Fuzeguy · March 28, 2022, 2:36pm

Farmer: I5-11400, 500GB Samsung 860 Evo SATA ssd, 64GB DDR4 memory.

I did debug.log file analysis to highlight response time improvements between v1.2.11 > v1.3.1 (including db upgrade). These graphs cover some 44,331 discrete response log entries. Being a visual person, I appreciate and internalize seeing changes with graphs rather than just looking at raw numbers.

As an aside, has anyone else noted that the default debug.log file has grown from its maximum of 20,481 KB to 51,201 KB, before it is retired and a new file is created?

First up, I captured the overall improvement in farmer response. The step down is where I upgraded from 1.2.11 to 1.3.1 and the db.

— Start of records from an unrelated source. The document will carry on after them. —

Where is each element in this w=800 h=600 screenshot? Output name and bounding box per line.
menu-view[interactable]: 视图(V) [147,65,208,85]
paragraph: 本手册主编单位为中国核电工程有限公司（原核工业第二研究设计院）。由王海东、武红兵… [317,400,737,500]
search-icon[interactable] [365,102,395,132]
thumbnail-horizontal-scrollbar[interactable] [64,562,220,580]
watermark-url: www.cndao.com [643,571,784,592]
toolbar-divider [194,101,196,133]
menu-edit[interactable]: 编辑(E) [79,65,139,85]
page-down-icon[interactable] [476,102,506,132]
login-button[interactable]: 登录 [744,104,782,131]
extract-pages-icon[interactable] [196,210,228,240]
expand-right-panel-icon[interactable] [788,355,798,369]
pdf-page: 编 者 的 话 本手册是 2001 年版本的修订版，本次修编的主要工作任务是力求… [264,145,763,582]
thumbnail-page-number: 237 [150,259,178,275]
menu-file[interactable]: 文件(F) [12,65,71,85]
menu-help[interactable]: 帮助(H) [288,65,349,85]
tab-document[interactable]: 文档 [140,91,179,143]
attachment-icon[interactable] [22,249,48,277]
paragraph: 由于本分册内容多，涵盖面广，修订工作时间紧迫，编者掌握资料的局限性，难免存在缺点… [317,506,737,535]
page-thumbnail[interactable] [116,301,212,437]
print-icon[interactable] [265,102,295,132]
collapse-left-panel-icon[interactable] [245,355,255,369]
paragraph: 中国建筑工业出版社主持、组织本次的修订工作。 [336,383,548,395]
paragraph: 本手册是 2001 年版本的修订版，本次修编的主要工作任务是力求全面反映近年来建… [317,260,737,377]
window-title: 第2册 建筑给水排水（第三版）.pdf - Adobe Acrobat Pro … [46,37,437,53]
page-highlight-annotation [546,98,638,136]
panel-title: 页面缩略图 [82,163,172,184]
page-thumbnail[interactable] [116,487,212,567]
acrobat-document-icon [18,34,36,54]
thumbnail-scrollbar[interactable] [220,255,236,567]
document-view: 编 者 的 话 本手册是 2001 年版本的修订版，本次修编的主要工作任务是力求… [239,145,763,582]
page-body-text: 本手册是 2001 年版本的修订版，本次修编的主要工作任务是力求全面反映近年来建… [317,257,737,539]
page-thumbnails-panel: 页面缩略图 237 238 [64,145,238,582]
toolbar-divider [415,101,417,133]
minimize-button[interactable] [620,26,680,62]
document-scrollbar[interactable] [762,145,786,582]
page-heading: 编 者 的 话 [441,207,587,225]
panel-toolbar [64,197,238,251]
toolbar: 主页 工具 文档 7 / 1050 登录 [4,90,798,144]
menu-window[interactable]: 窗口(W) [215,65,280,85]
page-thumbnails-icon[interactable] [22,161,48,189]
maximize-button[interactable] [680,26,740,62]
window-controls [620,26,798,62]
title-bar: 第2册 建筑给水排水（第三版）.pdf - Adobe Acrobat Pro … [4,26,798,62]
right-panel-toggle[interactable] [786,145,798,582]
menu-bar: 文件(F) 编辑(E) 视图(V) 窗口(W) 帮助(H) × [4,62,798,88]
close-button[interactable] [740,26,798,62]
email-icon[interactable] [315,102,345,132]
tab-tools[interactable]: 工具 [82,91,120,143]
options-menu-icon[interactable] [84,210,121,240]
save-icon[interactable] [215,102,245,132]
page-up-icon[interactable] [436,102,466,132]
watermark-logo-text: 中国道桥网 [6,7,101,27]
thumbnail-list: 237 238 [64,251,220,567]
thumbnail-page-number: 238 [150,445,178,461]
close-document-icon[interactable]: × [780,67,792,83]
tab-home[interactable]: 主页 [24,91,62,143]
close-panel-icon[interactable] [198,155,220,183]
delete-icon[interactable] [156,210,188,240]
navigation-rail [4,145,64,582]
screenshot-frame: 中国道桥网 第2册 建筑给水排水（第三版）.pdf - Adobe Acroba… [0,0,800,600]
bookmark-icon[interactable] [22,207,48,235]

The decrease was immediate, and significant.

Second, to see discrete time improvements, I did a graph of response distribution before and after upgrade. Minimum times decreased greatly from .2s-.3s to .0s-.1s! … Even more significant, whereas ~35% of times were between .3s-.4s, now ~30% have shifted to between .2s-.3s.

Third, I wondered how the number of plots passing the filter (at the same time) affected response, if at all. This graph shows that there is only a minor increase in times vs. number of plots passing the filter.

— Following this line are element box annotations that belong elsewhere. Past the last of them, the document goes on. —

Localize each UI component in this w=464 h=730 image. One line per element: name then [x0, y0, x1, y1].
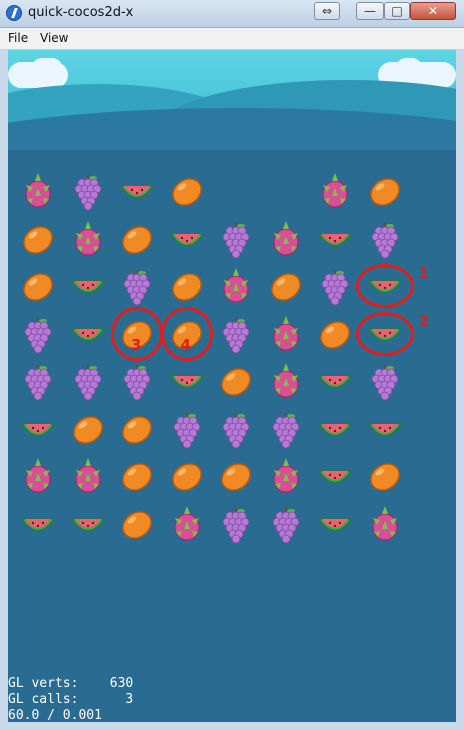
window-title: quick-cocos2d-x — [28, 5, 134, 20]
grape-icon[interactable] — [266, 409, 306, 449]
mango-icon[interactable] — [117, 504, 157, 544]
cloud-right-bunny — [396, 58, 422, 78]
minimize-button[interactable]: — — [356, 2, 384, 20]
mango-icon[interactable] — [216, 456, 256, 496]
grape-icon[interactable] — [117, 361, 157, 401]
mango-icon[interactable] — [18, 219, 58, 259]
mango-icon[interactable] — [117, 456, 157, 496]
dragonfruit-icon[interactable] — [315, 171, 355, 211]
close-button[interactable]: ✕ — [410, 2, 456, 20]
watermelon-icon[interactable] — [315, 456, 355, 496]
app-logo-icon — [6, 5, 22, 21]
watermelon-icon[interactable] — [117, 171, 157, 211]
grape-icon[interactable] — [18, 314, 58, 354]
grape-icon[interactable] — [18, 361, 58, 401]
grape-icon[interactable] — [117, 266, 157, 306]
watermelon-icon[interactable] — [167, 361, 207, 401]
gl-stats: GL verts: 630 GL calls: 3 60.0 / 0.001 — [8, 676, 133, 722]
menu-bar: File View — [0, 28, 464, 50]
watermelon-icon[interactable] — [18, 409, 58, 449]
cloud-left-bunny — [32, 58, 62, 78]
mango-icon[interactable] — [117, 409, 157, 449]
mango-icon[interactable] — [167, 171, 207, 211]
mango-icon[interactable] — [167, 266, 207, 306]
game-canvas[interactable]: 1 2 3 4 GL verts: 630 GL calls: 3 60.0 / 0.… — [8, 50, 456, 722]
window-frame-right — [456, 50, 464, 730]
dragonfruit-icon[interactable] — [18, 171, 58, 211]
watermelon-icon[interactable] — [315, 409, 355, 449]
mango-icon[interactable] — [315, 314, 355, 354]
dragonfruit-icon[interactable] — [68, 456, 108, 496]
mango-icon[interactable] — [18, 266, 58, 306]
dragonfruit-icon[interactable] — [266, 219, 306, 259]
window-frame-left — [0, 50, 8, 730]
menu-view[interactable]: View — [40, 31, 68, 45]
gl-verts-value: 630 — [109, 676, 134, 691]
highlight-circle-2 — [355, 311, 414, 356]
dragonfruit-icon[interactable] — [365, 504, 405, 544]
watermelon-icon[interactable] — [68, 504, 108, 544]
watermelon-icon[interactable] — [365, 409, 405, 449]
watermelon-icon[interactable] — [18, 504, 58, 544]
gl-calls-value: 3 — [125, 692, 134, 707]
highlight-label-1: 1 — [418, 264, 429, 282]
grape-icon[interactable] — [216, 314, 256, 354]
dragonfruit-icon[interactable] — [167, 504, 207, 544]
mango-icon[interactable] — [167, 456, 207, 496]
grape-icon[interactable] — [315, 266, 355, 306]
grape-icon[interactable] — [68, 361, 108, 401]
grape-icon[interactable] — [365, 219, 405, 259]
mango-icon[interactable] — [266, 266, 306, 306]
watermelon-icon[interactable] — [315, 219, 355, 259]
mango-icon[interactable] — [365, 171, 405, 211]
dragonfruit-icon[interactable] — [68, 219, 108, 259]
highlight-label-2: 2 — [418, 311, 429, 330]
grape-icon[interactable] — [216, 504, 256, 544]
grape-icon[interactable] — [266, 504, 306, 544]
mango-icon[interactable] — [216, 361, 256, 401]
grape-icon[interactable] — [216, 219, 256, 259]
window-titlebar: quick-cocos2d-x ⇔ — □ ✕ — [0, 0, 464, 28]
grape-icon[interactable] — [365, 361, 405, 401]
grape-icon[interactable] — [167, 409, 207, 449]
grape-icon[interactable] — [68, 171, 108, 211]
dragonfruit-icon[interactable] — [266, 456, 306, 496]
mango-icon[interactable] — [68, 409, 108, 449]
watermelon-icon[interactable] — [167, 219, 207, 259]
dragonfruit-icon[interactable] — [216, 266, 256, 306]
dragonfruit-icon[interactable] — [18, 456, 58, 496]
highlight-label-3: 3 — [131, 335, 142, 354]
watermelon-icon[interactable] — [68, 314, 108, 354]
mango-icon[interactable] — [117, 219, 157, 259]
watermelon-icon[interactable] — [315, 504, 355, 544]
dragonfruit-icon[interactable] — [266, 314, 306, 354]
fps-readout: 60.0 / 0.001 — [8, 708, 102, 722]
swap-orientation-button[interactable]: ⇔ — [314, 2, 340, 20]
grape-icon[interactable] — [216, 409, 256, 449]
highlight-label-4: 4 — [180, 335, 191, 354]
menu-file[interactable]: File — [8, 31, 28, 45]
gl-calls-label: GL calls: — [8, 692, 79, 707]
dragonfruit-icon[interactable] — [266, 361, 306, 401]
mango-icon[interactable] — [365, 456, 405, 496]
watermelon-icon[interactable] — [315, 361, 355, 401]
gl-verts-label: GL verts: — [8, 676, 79, 691]
window-frame-bottom — [0, 722, 464, 730]
watermelon-icon[interactable] — [68, 266, 108, 306]
maximize-button[interactable]: □ — [384, 2, 410, 20]
highlight-circle-1 — [355, 264, 414, 308]
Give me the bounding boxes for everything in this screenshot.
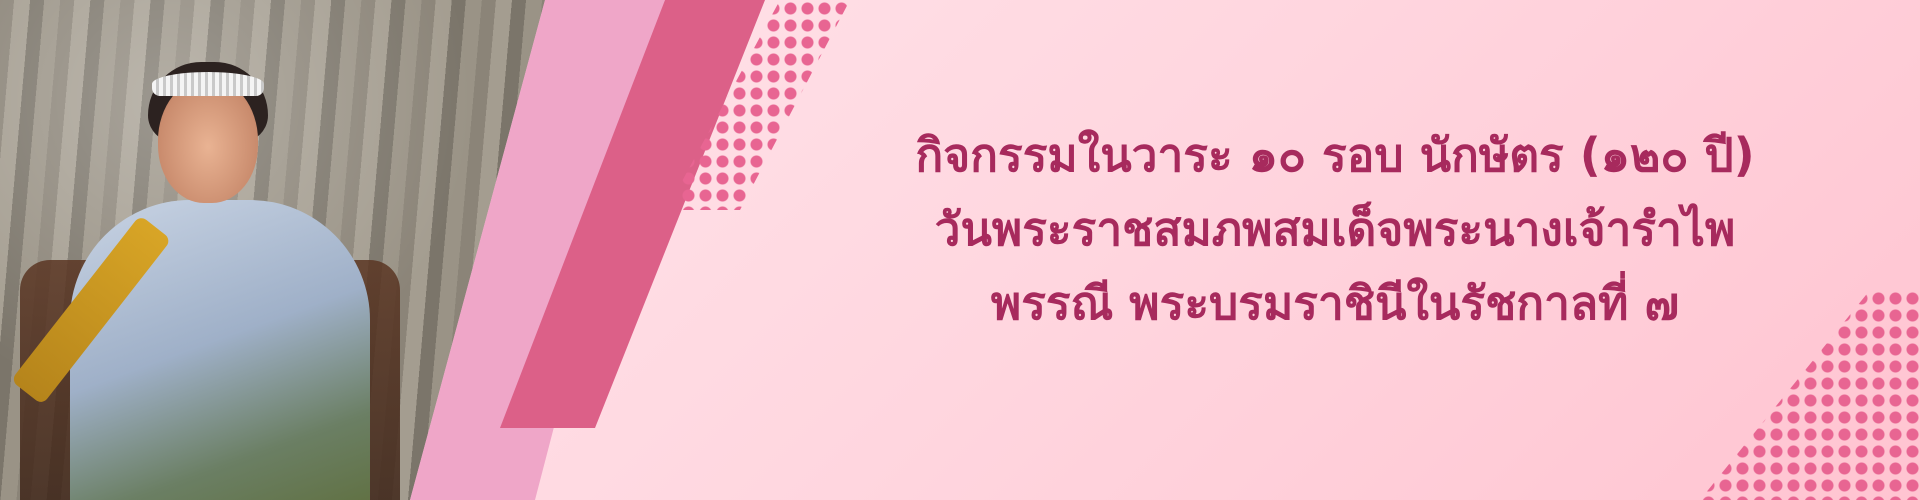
hero-banner: กิจกรรมในวาระ ๑๐ รอบ นักษัตร (๑๒๐ ปี) วั…	[0, 0, 1920, 500]
photo-figure-tiara	[152, 72, 264, 96]
banner-title-line-1: กิจกรรมในวาระ ๑๐ รอบ นักษัตร (๑๒๐ ปี)	[915, 128, 1755, 182]
banner-title-line-3: พรรณี พระบรมราชินีในรัชกาลที่ ๗	[990, 276, 1680, 330]
photo-figure-face	[158, 78, 258, 203]
banner-title-line-2: วันพระราชสมภพสมเด็จพระนางเจ้ารำไพ	[934, 202, 1736, 256]
banner-title: กิจกรรมในวาระ ๑๐ รอบ นักษัตร (๑๒๐ ปี) วั…	[790, 118, 1880, 340]
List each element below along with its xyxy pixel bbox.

Everyone’s timings will vary depending on their setup, but this upgrade should make overall improvements to all. My ‘always’ goal was to have farmer response under one second. Anyone on the fence about the upgrade, should consider these improvements and do the upgrade as soon a possible. Kudos to the Chia dev team!

KryptoMine · March 28, 2022, 5:23pm

looks good to see improvements. Then again, its not like you had response times which are in a critical zone.

I wonder, if raspy farms are able to keep up again with the performance improvements.

Fuzeguy · March 28, 2022, 6:24pm

Perhaps someone with a Pi can do something similar to show how (if) their responses have changed? improved? I would guess they had, as the overall db performance has improved. That should apply to all.

rfc2324 · March 28, 2022, 9:05pm

Another observation is the more RAM you have available, the more will be used by OS page cache, and it will improve lookup times (Windows 10).

I tried TrueNAS briefly and while ZFS theoretically has a better caching algorithm and more configuration options, the storage overhead of ~5% was a deal-breaker for me.

Jacek · March 28, 2022, 9:26pm

The improvements needed for all (not just RPis) are around start_full_node process dispatching part. I am finishing a full sync of v2 db from scratch, and I cannot say that I see any improvements comparing to v1 sync (either on v1.2.11 or v1.3.1 - same thing). As before, start_full_node chokes a single core it sits on, and all other block crunching cores are basically starving (i9-10900 - 10 phys cores). Disk (WD Black SN750 - 3,430 MBps) is running at 10-20% write load, although only at ~100MBps due to small write chunks (read is mostly zero; so, it has plenty of headroom). The network part averages around 2 Mbps (say you have 80 peers, but only 40 are fully sync (on this box, all but two are fully synced), you should be able to easily pull 40 Mbps).

The problem is not really RPis, but rather bad start_full_node code that cannot scale with the CPU, and bad code that doesn’t adjust network side depending on the load / connected nodes to not let full node be saturated with garbage requests during dust storms. Sure, there are some RPi installations that still run from SD cards, and there is no excuse for that. However, the low performing boxes is just a boogeyman used to deflect from the real issue.